Editorial comment – Acknowledging our teachers
7 October, 2022, 2:31 pm
We had another one of those important days that was celebrated this week. World Teachers’ Day was on Wednesday, October 5.
It was a special day for teachers around the world and was an opportunity to reflect on the role of people who are an integral part of our development as a nation.
The day commemorates the anniversary of the signing of the 1966 ‘UNESCO/ILO Recommendation concerning the Status of Teachers’.
It has been set aside as an annual event since 1994 by the United Nations Educational, Scientific and Cultural Organization.
The UNESCO website notes the day commemorates the anniversary of the adoption of the 1966 ILO/UNESCO Recommendation concerning the Status of Teachers, which sets benchmarks regarding the rights and responsibilities of teachers, and standards for their initial preparation and further education, recruitment, employment, and teaching and learning conditions.
The Recommendation, it states, concerning the Status of Higher-Education Teaching Personnel was adopted in 1997 to complement the 1966 Recommendation by covering teaching personnel in higher education.
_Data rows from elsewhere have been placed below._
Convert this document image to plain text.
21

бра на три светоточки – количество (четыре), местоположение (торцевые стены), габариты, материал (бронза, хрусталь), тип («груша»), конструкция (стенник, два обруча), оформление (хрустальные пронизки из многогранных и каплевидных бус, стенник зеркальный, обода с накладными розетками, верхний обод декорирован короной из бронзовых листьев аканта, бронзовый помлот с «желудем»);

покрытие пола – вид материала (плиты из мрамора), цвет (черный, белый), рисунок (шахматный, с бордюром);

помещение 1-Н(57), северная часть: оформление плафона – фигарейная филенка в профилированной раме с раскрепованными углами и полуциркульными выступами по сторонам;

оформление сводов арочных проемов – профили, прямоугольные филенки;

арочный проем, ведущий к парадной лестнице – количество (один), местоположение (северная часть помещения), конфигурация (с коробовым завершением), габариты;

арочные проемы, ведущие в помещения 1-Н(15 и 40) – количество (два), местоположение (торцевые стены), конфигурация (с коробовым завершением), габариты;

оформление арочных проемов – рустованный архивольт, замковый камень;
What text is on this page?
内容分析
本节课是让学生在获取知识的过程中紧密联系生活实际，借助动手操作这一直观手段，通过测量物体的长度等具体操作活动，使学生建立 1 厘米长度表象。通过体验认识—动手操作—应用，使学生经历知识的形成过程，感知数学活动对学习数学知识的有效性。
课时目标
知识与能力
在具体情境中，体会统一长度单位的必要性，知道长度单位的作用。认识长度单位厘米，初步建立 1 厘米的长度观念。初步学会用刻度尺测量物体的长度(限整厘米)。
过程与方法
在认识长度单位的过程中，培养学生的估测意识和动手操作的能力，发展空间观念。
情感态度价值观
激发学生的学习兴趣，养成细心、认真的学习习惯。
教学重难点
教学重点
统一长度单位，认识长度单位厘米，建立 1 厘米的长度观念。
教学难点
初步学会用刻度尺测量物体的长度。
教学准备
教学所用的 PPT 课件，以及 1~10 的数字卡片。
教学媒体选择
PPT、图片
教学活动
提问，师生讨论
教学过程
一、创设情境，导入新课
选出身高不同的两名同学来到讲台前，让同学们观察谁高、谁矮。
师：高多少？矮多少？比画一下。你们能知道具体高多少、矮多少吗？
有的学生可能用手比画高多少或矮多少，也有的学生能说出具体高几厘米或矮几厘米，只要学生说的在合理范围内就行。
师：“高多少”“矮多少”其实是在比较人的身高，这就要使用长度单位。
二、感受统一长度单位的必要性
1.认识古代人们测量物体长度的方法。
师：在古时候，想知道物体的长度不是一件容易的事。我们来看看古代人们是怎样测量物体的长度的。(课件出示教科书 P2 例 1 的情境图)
In a joint statement on the UNESCO website, Audrey Azoulay, Director-General of UNESCO, Gilbert F. Houngbo, Director-General, International Labour Organization, Catherine Russell, Executive Director, UNICEF, David Edwards, General Secretary, Education International said: “The world has committed to transform education and to address the main obstacles that prevent teachers from leading this transformation.”
The COVID-19 crisis, they note, revealed that teachers are the engines at the heart of our education systems.
Without their work, it is impossible to provide inclusive, equitable and quality education to every learner.
They are also essential to pandemic recovery and preparing learners for the future.
Yet unless we transform conditions for teachers, the promise of that education will remain out of reach for those who need it most.
Recent estimates, they say, point to the need for an additional 24.4 million teachers in primary education and some 44.4 million teachers for secondary education if we are to achieve universal basic education by 2030.
In sub-Saharan Africa and Southern Asia alone, an additional 24 million teachers are required, accounting for about half of the need for new teachers in developing countries.
Wednesday was an opportunity for us to acknowledge the work of our teachers, and their influence on the lives of our children.
Let’s face it, over the years they have shared knowledge, set the platform for many of us to realise our potential, live our dreams and basically reach out for the stars so to speak.
That’s aside from the many other roles they play, from being guardians, counsellors, role models and friends.
Lest we forget, they also have their own families and responsibilities to attend to daily. We share the view that there needs to be more support for teachers.
In fact we should be acknowledging the effort of our teachers everyday.